A striking finding is that in making various kinds of judgments or predictions, based on various bits of information, mechanical formulas almost always do better than human analysts, even supposed experts. The key reason — humans are just too plagued by noise. And so we see growing recourse to artificial intelligence to make evaluations, like medical diagnoses.
More: when a human evaluates a set of variables to come up with a judgment, it’s not a formulaic process, yet it’s as if a formula is being applied, albeit a complex one. Studies have found that when such an actual human’s judgments are made the basis for a computer model, which is then applied to the same variables, the model outperforms the human. We may think we bring complexity and richness and insight into our judgments. But what we really bring is noise.
And more: not only do such models outperform the humans they model, studies have found that any mechanistic formula, even randomly weighted, applied to the set of variables in play, will do better than “expert” human judgments.
But supplanting human judgments with mechanistic decision methods provokes backlash. When noisiness in criminal sentencing became evident, the consequently enacted federal sentencing guidelines led to objections that this interfered with judges, well, judging. People do still value the idea of human judgment, bringing a “holistic” perspective to any decision. “This has deep intuitive appeal,” the authors acknowledge.
But, they say, their recommended “decision hygiene” strategies mostly aren’t mechanistic, not jettisoning human judgment. Instead, they mainly urge noise reduction by breaking problems down into component parts. And recognize that while reducing noise is broadly desirable, excessive fixation on it can conflict with other values. Noise is like dirt in your home — its optimal amount is not zero, because attaining zero costs more than it’s worth.
Intelligence also helps combat noise. Yes, “intelligence” is a fraught concept. But the book argues that in fact, tests of “General Mental Ability” are highly predictive of performance. High achievers overwhelmingly tend to have higher GMAs. Even within the top 1%, gradations actually make a big difference. Someone in the 99.8% GMA percentile will likely significantly outperform the 99.0% person. (My own example bears this out. I think I’m at least close to 99%, but not higher. And I feel that difference, compared to really smart people.)
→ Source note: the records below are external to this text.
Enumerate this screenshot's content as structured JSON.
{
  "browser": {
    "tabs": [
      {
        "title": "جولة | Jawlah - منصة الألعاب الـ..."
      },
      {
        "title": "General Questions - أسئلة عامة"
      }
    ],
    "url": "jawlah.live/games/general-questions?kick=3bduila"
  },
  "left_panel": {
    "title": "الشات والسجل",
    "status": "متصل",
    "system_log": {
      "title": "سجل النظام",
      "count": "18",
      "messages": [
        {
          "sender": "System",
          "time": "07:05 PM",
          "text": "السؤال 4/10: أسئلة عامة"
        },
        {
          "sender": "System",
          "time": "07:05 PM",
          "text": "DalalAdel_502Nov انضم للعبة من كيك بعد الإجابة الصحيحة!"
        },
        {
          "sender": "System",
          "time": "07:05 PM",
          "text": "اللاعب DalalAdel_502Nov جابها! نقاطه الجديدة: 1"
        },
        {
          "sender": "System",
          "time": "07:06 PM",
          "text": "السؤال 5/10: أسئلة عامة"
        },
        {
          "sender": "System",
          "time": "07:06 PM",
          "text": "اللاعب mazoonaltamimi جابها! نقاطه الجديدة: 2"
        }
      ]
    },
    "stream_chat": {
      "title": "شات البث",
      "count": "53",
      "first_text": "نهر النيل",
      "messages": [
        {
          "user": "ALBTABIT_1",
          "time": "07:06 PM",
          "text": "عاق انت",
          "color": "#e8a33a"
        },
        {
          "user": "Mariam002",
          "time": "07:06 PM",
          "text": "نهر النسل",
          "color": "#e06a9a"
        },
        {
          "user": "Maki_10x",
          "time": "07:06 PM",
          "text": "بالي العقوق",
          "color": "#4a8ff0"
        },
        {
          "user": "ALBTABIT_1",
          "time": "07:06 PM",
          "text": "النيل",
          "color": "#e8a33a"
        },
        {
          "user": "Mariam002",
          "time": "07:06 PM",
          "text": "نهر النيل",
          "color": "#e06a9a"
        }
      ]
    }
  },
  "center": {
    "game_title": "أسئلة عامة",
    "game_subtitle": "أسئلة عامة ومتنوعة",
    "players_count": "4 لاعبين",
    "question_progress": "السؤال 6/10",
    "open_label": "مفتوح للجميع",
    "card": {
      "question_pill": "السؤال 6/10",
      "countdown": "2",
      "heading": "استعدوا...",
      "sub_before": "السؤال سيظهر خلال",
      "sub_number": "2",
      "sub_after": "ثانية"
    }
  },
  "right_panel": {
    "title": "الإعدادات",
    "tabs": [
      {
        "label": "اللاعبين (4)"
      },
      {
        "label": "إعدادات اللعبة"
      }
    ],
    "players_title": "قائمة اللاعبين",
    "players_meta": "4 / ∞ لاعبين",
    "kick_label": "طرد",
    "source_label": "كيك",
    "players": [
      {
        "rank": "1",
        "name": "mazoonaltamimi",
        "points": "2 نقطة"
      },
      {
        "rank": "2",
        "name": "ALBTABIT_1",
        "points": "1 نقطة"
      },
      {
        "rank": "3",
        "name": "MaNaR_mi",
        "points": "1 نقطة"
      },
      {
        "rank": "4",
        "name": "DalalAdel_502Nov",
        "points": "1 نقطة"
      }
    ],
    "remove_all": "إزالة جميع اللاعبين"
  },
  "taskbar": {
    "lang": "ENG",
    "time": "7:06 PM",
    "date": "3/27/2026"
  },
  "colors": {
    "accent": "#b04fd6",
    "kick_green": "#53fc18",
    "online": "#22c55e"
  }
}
Conversely, lower GMA scores are predictive of people believing in bunk like astrology and falling for fake news. Here’s a GMA test question: in a race, you pass the runner in second place. What place are you in now? Your instinctive answer is likely wrong.
But on the other hand, I’ve long believed that carefully agonizing over a decision doesn’t necessarily improve upon your initial gut response. One chapter began by asking what percentage of the world’s airports are in the United States? “Thirty percent” immediately popped into my head. Then I said to myself, “Wait, let’s think methodically about this.” America has less than 5% of global population. But some big countries are much less developed. And we have a lot of little airports. Mulling over it all, I revised my answer to 15%.
The question introduced a discussion of how one’s first instinctive response is often actually better than a carefully considered one (because the latter is corrupted by noise). The correct answer: 32%!